Location
- Old Fallings Lane Bushbury Wolverhampton, West Midlands, WV10 8BY England

Information
- Type: Academy
- Established: 1931 (As Bushbury Hill School)
- Local authority: Wolverhampton City Council
- Trust: Amethyst Academies Trust
- Department for Education URN: 144278 Tables
- Ofsted: Reports
- Headteacher: Scott Williams
- Staff: Metro
- Gender: Mixed
- Age: 11 to 16
- Enrolment: 1000
- Website: https://www.moreton.aatrust.co.uk/

= Moreton School =

Moreton School is a co-educational secondary school located 1 mi north east of Wolverhampton City Centre in the West Midlands of England. The school accommodates over 1000 pupils.

==History==
It was originally formed as a boys school, Bushbury Hill School, in 1931, but later became co-educational and was renamed Moreton Community School.
Previously a community school administered by Wolverhampton City Council, in March 2017 Moreton Community School converted to academy status and was renamed Moreton School.

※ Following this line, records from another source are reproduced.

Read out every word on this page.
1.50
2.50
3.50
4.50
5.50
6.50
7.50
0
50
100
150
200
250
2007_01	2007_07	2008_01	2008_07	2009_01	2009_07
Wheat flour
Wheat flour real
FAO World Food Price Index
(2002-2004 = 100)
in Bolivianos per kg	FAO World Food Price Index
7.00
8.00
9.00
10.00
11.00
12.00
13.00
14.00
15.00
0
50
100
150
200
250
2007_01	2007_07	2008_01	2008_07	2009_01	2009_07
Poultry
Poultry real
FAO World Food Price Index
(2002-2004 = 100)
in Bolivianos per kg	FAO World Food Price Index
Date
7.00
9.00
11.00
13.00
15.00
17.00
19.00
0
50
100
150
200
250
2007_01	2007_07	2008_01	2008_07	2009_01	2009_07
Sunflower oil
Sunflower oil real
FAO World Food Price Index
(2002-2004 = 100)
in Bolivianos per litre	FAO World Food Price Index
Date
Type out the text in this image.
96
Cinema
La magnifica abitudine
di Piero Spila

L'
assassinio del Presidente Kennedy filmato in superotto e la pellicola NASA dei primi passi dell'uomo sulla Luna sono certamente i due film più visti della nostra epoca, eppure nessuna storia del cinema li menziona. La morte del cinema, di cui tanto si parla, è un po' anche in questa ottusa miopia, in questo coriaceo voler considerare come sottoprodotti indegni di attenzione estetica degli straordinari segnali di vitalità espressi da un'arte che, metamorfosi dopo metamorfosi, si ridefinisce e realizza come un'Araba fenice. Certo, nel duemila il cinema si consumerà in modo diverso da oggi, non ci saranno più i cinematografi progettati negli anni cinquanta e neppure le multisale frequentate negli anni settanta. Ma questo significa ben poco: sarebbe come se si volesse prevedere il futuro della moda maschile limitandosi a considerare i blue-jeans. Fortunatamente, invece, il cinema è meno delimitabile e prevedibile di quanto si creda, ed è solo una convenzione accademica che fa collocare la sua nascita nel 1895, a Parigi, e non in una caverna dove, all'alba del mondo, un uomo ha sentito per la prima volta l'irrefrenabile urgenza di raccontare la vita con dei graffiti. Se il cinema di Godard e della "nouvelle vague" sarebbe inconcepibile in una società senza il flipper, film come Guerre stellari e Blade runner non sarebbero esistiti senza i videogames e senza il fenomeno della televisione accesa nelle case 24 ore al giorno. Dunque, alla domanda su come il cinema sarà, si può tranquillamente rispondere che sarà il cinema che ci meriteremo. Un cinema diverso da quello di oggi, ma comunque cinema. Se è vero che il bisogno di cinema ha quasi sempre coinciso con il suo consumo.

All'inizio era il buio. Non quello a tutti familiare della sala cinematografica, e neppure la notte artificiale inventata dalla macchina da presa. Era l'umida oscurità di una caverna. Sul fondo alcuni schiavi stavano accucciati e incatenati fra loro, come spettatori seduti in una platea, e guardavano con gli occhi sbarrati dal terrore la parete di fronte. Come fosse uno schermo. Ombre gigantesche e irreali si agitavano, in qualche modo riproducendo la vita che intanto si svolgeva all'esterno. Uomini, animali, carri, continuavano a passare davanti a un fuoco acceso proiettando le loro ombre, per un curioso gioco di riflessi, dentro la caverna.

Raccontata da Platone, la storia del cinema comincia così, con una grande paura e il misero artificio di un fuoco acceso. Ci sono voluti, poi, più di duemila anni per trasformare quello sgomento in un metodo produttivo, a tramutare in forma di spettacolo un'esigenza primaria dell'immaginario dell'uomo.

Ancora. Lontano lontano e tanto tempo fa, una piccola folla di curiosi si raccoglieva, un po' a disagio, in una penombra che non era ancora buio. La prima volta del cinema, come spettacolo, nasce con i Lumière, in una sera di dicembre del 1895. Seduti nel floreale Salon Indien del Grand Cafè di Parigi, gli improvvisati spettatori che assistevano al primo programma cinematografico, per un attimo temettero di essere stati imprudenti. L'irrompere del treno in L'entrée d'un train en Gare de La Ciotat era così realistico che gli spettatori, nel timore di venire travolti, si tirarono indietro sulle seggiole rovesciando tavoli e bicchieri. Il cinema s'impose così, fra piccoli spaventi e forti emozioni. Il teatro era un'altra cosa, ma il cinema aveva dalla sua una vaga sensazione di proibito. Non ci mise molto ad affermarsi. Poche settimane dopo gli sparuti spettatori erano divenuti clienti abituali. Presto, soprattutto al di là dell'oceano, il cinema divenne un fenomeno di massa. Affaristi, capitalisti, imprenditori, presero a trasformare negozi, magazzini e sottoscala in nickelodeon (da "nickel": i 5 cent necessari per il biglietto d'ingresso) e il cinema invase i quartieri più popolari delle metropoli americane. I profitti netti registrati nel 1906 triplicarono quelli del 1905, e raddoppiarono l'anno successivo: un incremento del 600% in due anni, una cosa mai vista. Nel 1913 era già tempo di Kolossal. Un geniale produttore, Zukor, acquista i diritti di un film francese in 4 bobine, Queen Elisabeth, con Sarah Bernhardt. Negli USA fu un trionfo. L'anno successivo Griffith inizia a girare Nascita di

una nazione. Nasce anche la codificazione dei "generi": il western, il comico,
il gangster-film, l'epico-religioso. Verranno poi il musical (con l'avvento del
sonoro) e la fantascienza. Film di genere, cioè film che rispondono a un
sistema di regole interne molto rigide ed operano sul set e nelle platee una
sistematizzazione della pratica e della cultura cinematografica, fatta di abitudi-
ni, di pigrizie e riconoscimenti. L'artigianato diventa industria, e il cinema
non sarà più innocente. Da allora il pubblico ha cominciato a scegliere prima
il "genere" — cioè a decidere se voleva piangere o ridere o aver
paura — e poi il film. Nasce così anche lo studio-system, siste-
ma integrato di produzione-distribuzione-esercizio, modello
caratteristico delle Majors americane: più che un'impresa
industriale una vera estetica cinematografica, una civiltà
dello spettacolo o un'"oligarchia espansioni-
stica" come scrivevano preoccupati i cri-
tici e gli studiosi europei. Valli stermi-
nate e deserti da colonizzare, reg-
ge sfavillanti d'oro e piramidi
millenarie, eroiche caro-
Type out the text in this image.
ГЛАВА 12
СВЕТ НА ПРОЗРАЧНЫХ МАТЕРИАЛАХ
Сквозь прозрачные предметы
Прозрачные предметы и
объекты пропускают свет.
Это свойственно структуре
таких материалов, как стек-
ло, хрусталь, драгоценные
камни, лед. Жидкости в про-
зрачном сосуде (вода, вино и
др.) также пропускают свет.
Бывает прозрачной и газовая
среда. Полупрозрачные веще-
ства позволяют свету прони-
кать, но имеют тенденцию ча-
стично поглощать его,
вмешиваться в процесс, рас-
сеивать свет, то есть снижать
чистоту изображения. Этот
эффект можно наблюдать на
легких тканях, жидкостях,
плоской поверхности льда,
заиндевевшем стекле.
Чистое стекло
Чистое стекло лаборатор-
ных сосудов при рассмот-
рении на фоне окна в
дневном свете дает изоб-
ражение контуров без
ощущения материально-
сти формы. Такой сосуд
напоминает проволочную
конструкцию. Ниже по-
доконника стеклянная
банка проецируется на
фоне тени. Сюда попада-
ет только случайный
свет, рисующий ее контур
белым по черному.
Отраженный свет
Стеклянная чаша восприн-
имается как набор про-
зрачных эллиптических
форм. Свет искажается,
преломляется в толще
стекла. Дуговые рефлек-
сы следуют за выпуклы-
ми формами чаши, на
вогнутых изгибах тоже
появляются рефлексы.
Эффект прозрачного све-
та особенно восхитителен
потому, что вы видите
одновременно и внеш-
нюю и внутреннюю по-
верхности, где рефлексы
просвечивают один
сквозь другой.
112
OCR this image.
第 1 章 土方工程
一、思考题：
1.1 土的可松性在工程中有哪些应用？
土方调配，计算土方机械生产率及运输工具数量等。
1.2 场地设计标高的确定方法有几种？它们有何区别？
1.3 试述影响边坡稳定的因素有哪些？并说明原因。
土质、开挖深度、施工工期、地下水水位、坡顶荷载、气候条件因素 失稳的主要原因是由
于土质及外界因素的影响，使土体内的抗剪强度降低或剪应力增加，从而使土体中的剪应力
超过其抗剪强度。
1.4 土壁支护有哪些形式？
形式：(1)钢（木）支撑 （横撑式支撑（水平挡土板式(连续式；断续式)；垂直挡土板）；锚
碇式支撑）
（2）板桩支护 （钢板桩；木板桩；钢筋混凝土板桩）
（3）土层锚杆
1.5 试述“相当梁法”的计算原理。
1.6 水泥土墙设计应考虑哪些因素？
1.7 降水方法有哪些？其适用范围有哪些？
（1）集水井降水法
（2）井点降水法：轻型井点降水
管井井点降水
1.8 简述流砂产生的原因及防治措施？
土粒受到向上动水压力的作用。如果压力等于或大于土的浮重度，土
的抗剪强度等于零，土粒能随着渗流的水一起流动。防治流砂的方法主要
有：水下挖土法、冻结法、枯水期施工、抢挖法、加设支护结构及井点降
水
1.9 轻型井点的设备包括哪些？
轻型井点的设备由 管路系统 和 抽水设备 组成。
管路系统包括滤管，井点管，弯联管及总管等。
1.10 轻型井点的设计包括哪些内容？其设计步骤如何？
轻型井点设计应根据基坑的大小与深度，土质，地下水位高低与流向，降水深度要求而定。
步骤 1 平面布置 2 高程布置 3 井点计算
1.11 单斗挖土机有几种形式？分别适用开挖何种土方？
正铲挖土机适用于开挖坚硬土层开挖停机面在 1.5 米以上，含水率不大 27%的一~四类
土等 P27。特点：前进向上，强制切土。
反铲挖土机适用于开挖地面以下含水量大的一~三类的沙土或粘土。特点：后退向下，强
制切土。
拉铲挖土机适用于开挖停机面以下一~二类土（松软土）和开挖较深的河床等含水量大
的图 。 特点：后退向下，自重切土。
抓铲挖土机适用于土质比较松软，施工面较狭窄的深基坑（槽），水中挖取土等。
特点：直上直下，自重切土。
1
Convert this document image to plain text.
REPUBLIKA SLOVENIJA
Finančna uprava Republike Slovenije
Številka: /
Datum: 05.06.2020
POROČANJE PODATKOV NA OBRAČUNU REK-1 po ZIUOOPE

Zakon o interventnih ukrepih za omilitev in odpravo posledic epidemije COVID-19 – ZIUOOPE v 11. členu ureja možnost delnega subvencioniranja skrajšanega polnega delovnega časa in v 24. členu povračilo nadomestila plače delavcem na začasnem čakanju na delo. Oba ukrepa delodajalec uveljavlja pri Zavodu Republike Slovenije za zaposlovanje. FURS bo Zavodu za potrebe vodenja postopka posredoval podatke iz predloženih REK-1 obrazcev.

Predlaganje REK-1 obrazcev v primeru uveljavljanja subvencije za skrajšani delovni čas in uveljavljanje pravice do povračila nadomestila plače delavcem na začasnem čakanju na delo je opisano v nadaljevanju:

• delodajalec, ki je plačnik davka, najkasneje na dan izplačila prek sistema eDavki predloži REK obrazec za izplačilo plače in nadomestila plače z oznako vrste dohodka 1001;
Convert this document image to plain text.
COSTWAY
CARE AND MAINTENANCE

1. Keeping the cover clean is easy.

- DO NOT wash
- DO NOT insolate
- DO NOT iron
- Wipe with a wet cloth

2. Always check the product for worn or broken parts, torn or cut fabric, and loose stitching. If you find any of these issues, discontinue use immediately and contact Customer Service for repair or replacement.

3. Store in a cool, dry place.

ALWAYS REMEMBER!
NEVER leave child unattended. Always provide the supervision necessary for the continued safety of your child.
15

The school is now sponsored by the Amethyst Academies Trust.

Although the school technically has a sixth form provision, in practice all sixth form education within the Amethyst Academies Trust now takes place at Aldersley High School. A new sixth form centre was built at Aldersley High School in 2019.

==Facilities==
The school's facilities include:
- Dance studio
- Drama studio
- Music recording studios
- Art studios
- 5 D&T labs
- 7 Science labs
- Community Hub
- A theatre, gymnasium, sports hall, tennis courts & large playing fields.